Exercising my buprenorphine waiver for the first times

January 29, 2014

With my patients I can make a pact

Per the modified Harrison Act


A blocker of morphine

Can help, and that is a fact.

Synopsis:  I’m a family practitioner from Sioux City, Iowa.  I danced back from the brink of burnout in 2010, and, honoring a one-year non-compete clause, went to have adventures and work in out-of-the-way locations.  After jobs in Alaska, New Zealand, Iowa, and Nebraska, I returned home and took up a part-time position with a Community Health Center; I’m now down to 40 hours a week.

In 1914, the Harrison Act mandated that physicians could not prescribe narcotics to treat narcotic addiction, which, at the time, seemed a pretty good idea.  Using morphine to get someone off heroin, or vice versa, didn’t make much sense. Yet 3000 doctors went to jail for defying the Act.

Time marched on, and scientists discovered compounds that could counteract morphine and its cousins, giving rise to a new class of chemicals, narcotic antagonists.  The novel drug naloxone (trade name, Narcan) came during my time in med school, and quickly became a staple in ERs all over the country.  If someone came in OD’d on heroin, you could just inject a vial or two and save a life.
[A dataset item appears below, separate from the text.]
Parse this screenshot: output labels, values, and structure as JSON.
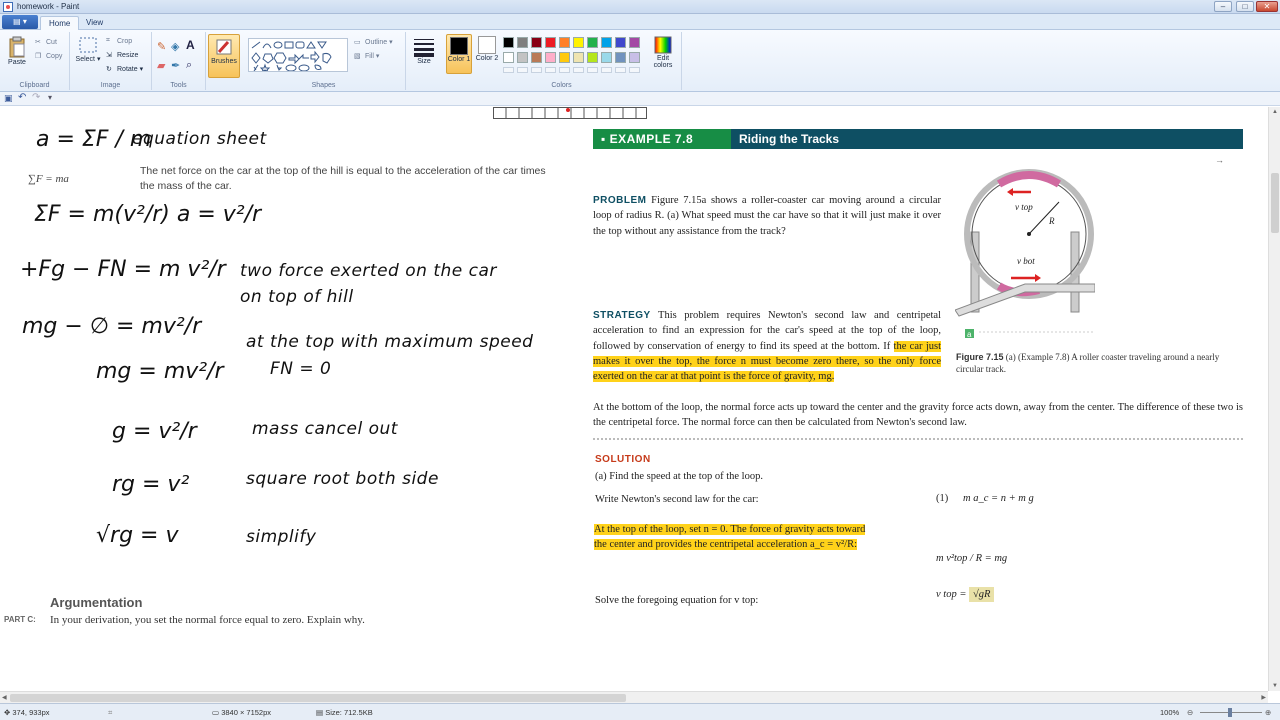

Further chemical sophistication led to drugs with mixed effects; in some ways like a narcotic blocker, and in some ways like a narcotic.  In residency, when confronted with a drug-seeking patient, I learned to offer one of these narcotic agonist-antagonists, warn the patient of withdrawal if they were addicts, and watch them storm out of the ER.

As time went on, methadone showed its utility to block narcotic’s euphoria or high and squelch craving for narcotics.  Because of the 1914 law a doc could use methadone to treat pain, but could only use it to treat addiction in a licensed methadone treatment center.

Buprenorphine, a compound available since 1980, eventually established itself as a useful agent in treating addiction.  Again any doctor with a DEA number could use it for pain, but only those with a special waiver could use it to treat addiction.  But that treatment could be based in a physician’s office.

In our quadrant of the state, only 3 doctors have that waiver, though it takes a mere 9 hours of education to qualify.  I got mine over the summer so I could fill in for one of my partners.  In the time since the only methadone program in a hundred mile radius shut down.  And for months, the only patients who showed interest would not have fit the entrance criteria.

In the last two weeks, three patients have requested entrance into the program.  I confer with my more experienced partner on each one.  He tells me his buprenorphine practice brings him tremendous satisfaction.

I have cared for one of those three patients since I arrived at my current position, and writing that first prescription came as a relief.

Confidentiality limits what I can say about the patients, but it doesn’t limit what I say about myself.  I have lots of first-hand experience with chronic pain, and today ranked as one of the worst since the summer.  I try to walk normally, and I try not to grunt or grimace when I sit down or stand up.  I focus on the patient, but I also tell my story.  Those who want to score drugs for remarketing show themselves with stridency, those who listen usually end up demonstrating a real desire to get on with their lives.

Once, a patient revealed that the pain had completely gone, obviating my tale.  That happened only once, and the story brought light to my day.